Artificial Intelligence Prediction Algorithms for Future Evolution of COVID-19 Cases

Artificial Intelligence Prediction Algorithms for Future Evolution of COVID-19 Cases

Mohamed Ksantini Nesrine Kadri Ameni Ellouze* Sameh Hbaieb Turki

CEM Lab, Department of Electrical Engineering, ENIS, University of Sfax, Sfax 3029, Tunisia

CEM Lab, ENIS, University of Sfax, ISIT’COM, University of Sousse, Sfax 3029, Tunisia

CEM Lab, Department of Electrical Engineering, ENIS, ISIMG, University of Sfax, Sfax 3029, Tunisia

Miracl Laboratory, University of Sfax, Sfax 3029, Tunisia

Corresponding Author Email: 
ameni_ellouze@yahoo.fr
Page: 
319-325
|
DOI: 
https://doi.org/10.18280/isi.250305
Received: 
6 March 2020
|
Accepted: 
3 May 2020
|
Published: 
30 June 2020
| Citation

OPEN ACCESS

Abstract: 

Since the COVID-19 pandemic surges around the world and officially entered a dangerous new phase, one of the important concerns is when to take aggressive public health measures to slow the spread of COVID-19 and to know impact of the use of protection tools. Many studies have dealt with the prediction of the evolution of cases affected by the COVID-19 virus.
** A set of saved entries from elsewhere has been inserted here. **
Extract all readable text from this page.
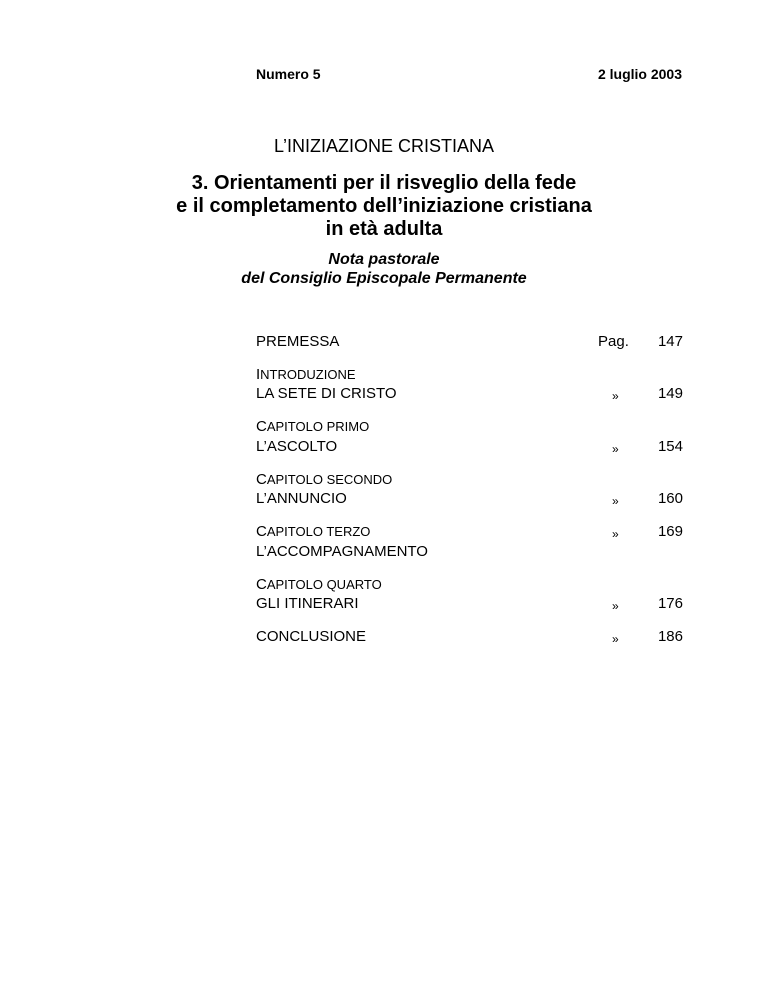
Numero 5	2 luglio 2003
L’INIZIAZIONE CRISTIANA
3. Orientamenti per il risveglio della fede
e il completamento dell’iniziazione cristiana
in età adulta
Nota pastorale
del Consiglio Episcopale Permanente
PREMESSA	Pag.	147
INTRODUZIONE
LA SETE DI CRISTO	»	149
CAPITOLO PRIMO
L’ASCOLTO	»	154
CAPITOLO SECONDO
L’ANNUNCIO	»	160
CAPITOLO TERZO	»	169
L’ACCOMPAGNAMENTO
CAPITOLO QUARTO
GLI ITINERARI	»	176
CONCLUSIONE	»	186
Given the unreliability of the data collected about the number of new cases and the uncertainties in values, the results found cannot be accurate and present a bias. In this paper, we will present a study using artificial intelligence algorithms more precisely machine and deep learning algorithms to predict the evolution of cases reached by COVID-19 in the future given the application of confinement and the use of protection tools. To improve the accuracy of the results and to take into account the uncertain aspect of the data we will apply the theory of belief functions. Among objectives of this theory is the fusion of different sources of information, given by artificial intelligence algorithms in our case, in order to obtain a global knowledge in the form of a more precise and reinforced belief function. Results shows that applying the home isolation and the use of protection tools with the rate over of 80% can reduce considerably the number of cases.

Keywords: 

artificial intelligence, machine learning, deep learning, COVID-19, belief functions, pandemic, home isolation, Dempster-Shafer theory

1. Introduction

In December 2019, Wuhan, Hubei province, China, became the centre of an outbreak of pneumonia of unknown cause, which raised intense attention not only within China but internationally [1]. On 12 March, it rapidly declared a pandemic by the World Health Organization followed by an increasing number of confirmed cases in the European regions (more than 20,000 confirmed cases and nearly 1,000 deaths).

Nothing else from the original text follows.